ICE saw $137 million of transaction revenues in the third quarter, a 12% annual gain. That was fueled by double-digit revenue growth related to Encompass closed loans, and "high" single-digit growth in registrations with its Mortgage Electronic Registration Systems. 

Executives however cautioned of seasonal impacts on purchase volumes in the upcoming quarters. 

Inside the ICE Q3 earnings numbers

At-large, the company reported $816 million in net income, and $1.42 in diluted earnings per share. That was a slip from the prior quarter, but close to 25% gains in both profit and diluted EPS from last year. 

Revenue from MSP operations was $216 million in the recent period, up 3% from last summer, but down $4 million from the second quarter. 

Data and analytics revenue and closing solutions revenue were $66 million and $58 million, respectively; closing solutions revenue was up 8% annually. Origination technology revenue was also up $6 million from the prior year and $1 million from the recent quarter, at $188 million ending October. Combined, total mortgage technology revenue was down slightly from the end of June, but up 4% annually at $528 million. 

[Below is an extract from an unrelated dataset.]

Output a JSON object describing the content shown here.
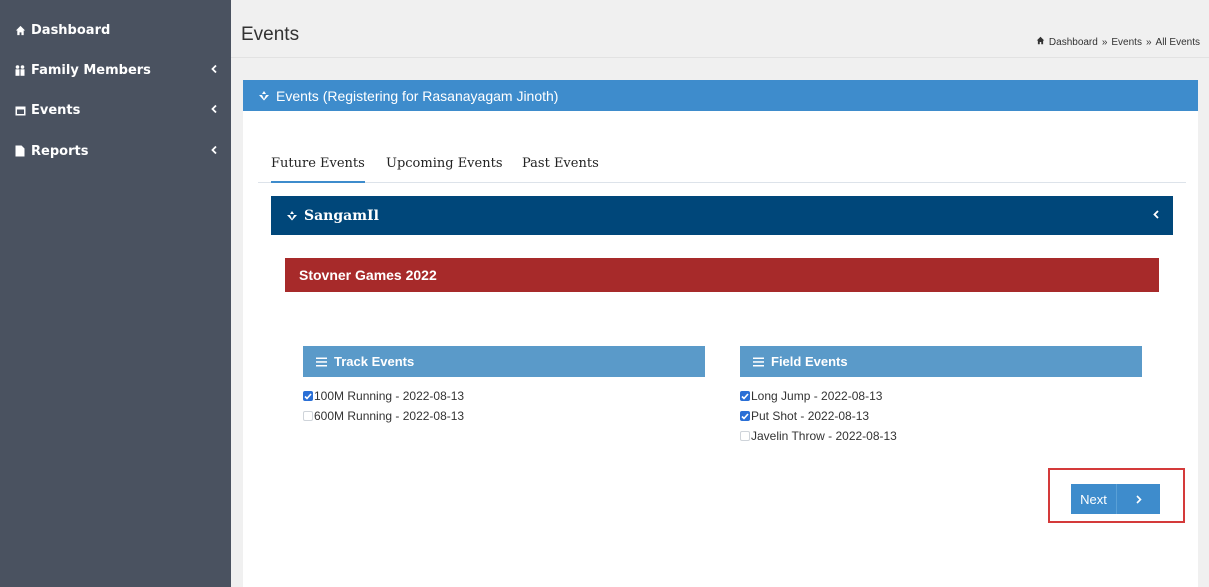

Third quarter revenue fell for a few reasons, including higher-than-anticipated rolloff of inactive loans on MSP, said Chief Financial Officer Warren Gardiner. However, active loans on MSP also ticked higher in the recent period, breaking a small losing streak. 

Customers also renewed at "slightly lower minimums" than ICE expected, but the discount to prior minimums was narrowing versus last year. Transaction fees have also been aided by a greater percent of loans above minimums, added Gardiner. 

Who's joining, who's leaving

Over the summer ICE signed 16 new Encompass clients and 2 more to its MSP platform, both of those servicers which were already on the loan origination software. 

Executives explained to analysts how some of the industry's biggest moves will also impact operations. Flagstar will roll off in the fourth quarter, following Mr. Cooper's purchase of its servicing and mortgage assets last summer. The company had previously described that move representing 1% of total revenues. 

Gardiner also discussed Pennymac, which in September announced a partnership with technology provider Vesta. To ICE, that transition is "probably about 0.5 point" of recurring revenue, but that won't impact the company until 2028. ICE President Ben Jackson also explained to analysts the lender's checkered past with Black Knight, and said Pennymac's announcement this year wasn't a surprise. 

How ICE is integrating artificial intelligence

Company leaders also described how artificial intelligence is improving productivity, particularly in a complex replatforming of MSP into ICE's modern tech stack. Jackson also suggested AI is helping customers to improve recapture rates. 

The company is also applying agentic AI to automate department handoff for issue handling, and is planning a chatbot to help with functions such as payment scheduling for borrower self-service within ICE's platform. 

"[AI] has enabled us to transition these platforms from what have been historically seen as systems of record to a system of intelligence," said Jackson. 

The company's stock rose following the pre-market earnings call, but as of mid-afternoon Thursday fell around 1% to $148.95 per share.